One of my pet peeves as a publishing professional: the author’s 70% share on KDP is not a ‘royalty.’ It’s the author-publisher’s share. Royalties are paid when rights are taken by a publisher and that content is then sold through vendors. KDP isn’t licensing rights and creating an end-product to sell, it’s just selling end-product. The use of the term ‘royalty’ muddles the reality of the relationship between an author and the vendor. Self-publishing is a solid path to publication now, but let’s be clear what KDP, Nook Press and other vendors are: vendors.
When you’re a publisher, you come to terms with vendors – how they’ll sell your product, what discount they get (which then informs their margin), whether they can return the product, and so on.
Signing a KDP/Nook Press/etc. deal is signing with a vendor. The thing is that KDP and other vendors that court self-publishers hold a vast amount of power compared to individual small business of self-publishers, so those vendors feel empowered to dictate terms, and are unlikely to negotiate those terms. These vendors depend on volume of sales across a range of agreements rather than on securing a distribution agreement with any specific author (though I imagine they might care more about signing up each new Hugh Howey or Sylvia Day book, or the like).
On Twitter, Jaye Wells reminded me that that KDP and other vendors send authors 1099s for their publishers share and that the IRS asks writers to report self-publishing income as ‘royalties.’ From a publishing terminology perspective, that is also wrong. But I’m not a lawyer, so there’s that. Please don’t listen to me over your agent or your legal council when it comes to reporting your income to the IRS. I’m making a point of semantics.
I know, semantics. But before you raise your rotten fruits, know that I have a larger point.

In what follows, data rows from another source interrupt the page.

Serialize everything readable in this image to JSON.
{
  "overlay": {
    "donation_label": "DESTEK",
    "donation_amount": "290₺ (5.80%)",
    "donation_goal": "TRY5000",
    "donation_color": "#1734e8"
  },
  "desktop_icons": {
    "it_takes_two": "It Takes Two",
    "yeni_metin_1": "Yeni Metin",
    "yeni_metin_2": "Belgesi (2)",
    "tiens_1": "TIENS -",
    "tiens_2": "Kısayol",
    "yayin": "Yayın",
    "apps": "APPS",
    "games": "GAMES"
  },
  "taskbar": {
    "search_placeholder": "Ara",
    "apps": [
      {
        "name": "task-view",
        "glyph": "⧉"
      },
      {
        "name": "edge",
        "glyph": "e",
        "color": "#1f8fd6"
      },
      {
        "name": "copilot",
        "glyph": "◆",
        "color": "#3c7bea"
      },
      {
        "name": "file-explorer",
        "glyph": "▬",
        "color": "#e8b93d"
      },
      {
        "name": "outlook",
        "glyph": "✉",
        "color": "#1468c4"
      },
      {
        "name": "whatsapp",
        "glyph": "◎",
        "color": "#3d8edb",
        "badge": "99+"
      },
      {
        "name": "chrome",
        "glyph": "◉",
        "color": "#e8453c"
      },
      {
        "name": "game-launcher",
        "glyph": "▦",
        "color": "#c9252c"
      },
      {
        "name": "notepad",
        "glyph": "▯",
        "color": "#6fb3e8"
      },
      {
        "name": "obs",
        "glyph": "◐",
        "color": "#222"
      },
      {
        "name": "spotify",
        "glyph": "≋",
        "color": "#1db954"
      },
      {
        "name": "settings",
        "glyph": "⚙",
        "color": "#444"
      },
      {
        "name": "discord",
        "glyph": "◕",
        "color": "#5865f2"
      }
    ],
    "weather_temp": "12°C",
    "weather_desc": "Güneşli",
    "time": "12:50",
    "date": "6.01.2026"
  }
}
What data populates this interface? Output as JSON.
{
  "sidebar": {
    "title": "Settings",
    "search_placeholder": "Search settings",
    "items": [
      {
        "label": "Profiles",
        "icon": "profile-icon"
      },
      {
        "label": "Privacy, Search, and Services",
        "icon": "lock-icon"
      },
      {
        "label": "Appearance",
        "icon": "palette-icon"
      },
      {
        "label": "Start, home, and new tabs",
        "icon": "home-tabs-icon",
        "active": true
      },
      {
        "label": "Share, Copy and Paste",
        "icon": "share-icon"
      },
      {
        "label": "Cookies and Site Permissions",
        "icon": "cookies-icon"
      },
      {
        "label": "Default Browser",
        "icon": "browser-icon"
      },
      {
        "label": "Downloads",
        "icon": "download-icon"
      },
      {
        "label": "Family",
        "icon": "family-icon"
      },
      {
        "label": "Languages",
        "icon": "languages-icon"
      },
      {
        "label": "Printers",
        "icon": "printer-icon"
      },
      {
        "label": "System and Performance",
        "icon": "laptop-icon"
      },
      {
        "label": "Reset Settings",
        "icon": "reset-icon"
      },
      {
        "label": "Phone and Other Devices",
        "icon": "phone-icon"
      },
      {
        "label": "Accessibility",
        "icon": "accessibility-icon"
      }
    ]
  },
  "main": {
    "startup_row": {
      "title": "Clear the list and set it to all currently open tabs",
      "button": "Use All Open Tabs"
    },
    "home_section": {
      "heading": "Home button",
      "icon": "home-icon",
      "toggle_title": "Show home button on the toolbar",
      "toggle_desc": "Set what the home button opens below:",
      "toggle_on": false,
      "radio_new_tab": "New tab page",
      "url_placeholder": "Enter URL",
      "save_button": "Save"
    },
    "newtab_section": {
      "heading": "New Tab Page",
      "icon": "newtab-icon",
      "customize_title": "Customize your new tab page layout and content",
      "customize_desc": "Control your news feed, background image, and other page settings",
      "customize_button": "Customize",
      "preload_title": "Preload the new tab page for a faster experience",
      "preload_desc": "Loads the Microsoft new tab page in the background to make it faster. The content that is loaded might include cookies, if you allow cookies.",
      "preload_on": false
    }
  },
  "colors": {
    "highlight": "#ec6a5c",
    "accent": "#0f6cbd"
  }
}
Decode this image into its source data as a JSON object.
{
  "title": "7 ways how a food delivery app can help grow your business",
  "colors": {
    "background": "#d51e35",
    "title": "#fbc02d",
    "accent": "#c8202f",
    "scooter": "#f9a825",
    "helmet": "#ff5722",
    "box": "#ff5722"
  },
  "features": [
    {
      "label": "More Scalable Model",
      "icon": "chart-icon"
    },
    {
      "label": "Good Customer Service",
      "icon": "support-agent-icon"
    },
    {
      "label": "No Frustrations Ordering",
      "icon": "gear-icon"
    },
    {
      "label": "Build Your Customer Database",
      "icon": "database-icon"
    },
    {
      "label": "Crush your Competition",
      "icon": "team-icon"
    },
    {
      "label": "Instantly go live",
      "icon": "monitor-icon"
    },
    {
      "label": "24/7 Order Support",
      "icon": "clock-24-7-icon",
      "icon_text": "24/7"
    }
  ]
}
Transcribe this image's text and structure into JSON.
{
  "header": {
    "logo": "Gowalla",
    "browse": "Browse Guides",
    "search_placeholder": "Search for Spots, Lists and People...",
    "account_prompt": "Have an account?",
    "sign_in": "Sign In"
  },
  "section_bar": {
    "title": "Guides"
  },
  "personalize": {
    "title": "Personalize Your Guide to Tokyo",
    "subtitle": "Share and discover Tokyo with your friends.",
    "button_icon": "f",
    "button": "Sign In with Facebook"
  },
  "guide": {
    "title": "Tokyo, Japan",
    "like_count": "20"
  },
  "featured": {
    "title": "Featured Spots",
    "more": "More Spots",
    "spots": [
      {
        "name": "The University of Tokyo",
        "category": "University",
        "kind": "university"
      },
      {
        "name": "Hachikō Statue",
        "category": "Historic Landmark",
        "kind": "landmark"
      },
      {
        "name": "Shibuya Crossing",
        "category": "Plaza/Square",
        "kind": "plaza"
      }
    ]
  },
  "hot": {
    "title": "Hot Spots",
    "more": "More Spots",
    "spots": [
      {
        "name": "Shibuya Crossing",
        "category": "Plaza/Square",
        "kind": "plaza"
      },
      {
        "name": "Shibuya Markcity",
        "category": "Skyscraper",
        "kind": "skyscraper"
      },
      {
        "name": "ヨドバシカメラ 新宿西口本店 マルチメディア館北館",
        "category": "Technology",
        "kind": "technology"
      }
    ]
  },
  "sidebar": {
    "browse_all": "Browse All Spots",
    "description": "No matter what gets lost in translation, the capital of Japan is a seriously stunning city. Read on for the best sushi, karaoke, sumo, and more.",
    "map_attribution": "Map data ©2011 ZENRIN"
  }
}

What I think this terminology confusion does is creates the subtle notion that KDP, Nook Press, and/or the other self-publishing vendors have a different relationship to the author than they really do. When a publisher buys rights, they agree to exercise those rights to the best of their ability, and invest substantial capital resources in turning your manuscript into a book – spending their own money and personell-hours on cover design, editing, layout, etc.
KDP, Nook Press and other self-publishers will take your product and your meta-data and put it on their digital shelves. They may provide marketing assistance, but that’s what any vendor would do to better sell their product.
It’s a different relationship, and I think it’s very important for us as writers and businesspeople to be sober about the realities of those differences, and what they mean in terms of the relationships created by different paths to publication:
1) When have with publishers when we sell rights to then collect royalties
2) When we partner with vendors and collect a publisher’s share.
Before we finish, let me be clear: I’m both pro-trad and pro-indie when it comes to publishing. As businesspeople, it behooves us to evaluate the pluses and minuses of each way of doing business, and I’m in total agreement with my colleagues (notably Tobias Buckell, Monica Valentinelli, and Chuck Wendig) who encourage writers to diversify their income streams to protect against the lost income should any one relationship sour.
But when you go into any prospective business relationship, make sure what you know you’re getting into, and don’t let a publisher or vendor get away with spinning the language in a way that confounds the reality of the contract you’re signing, whether that’s a sale of rights or the creation of a vendor relationship.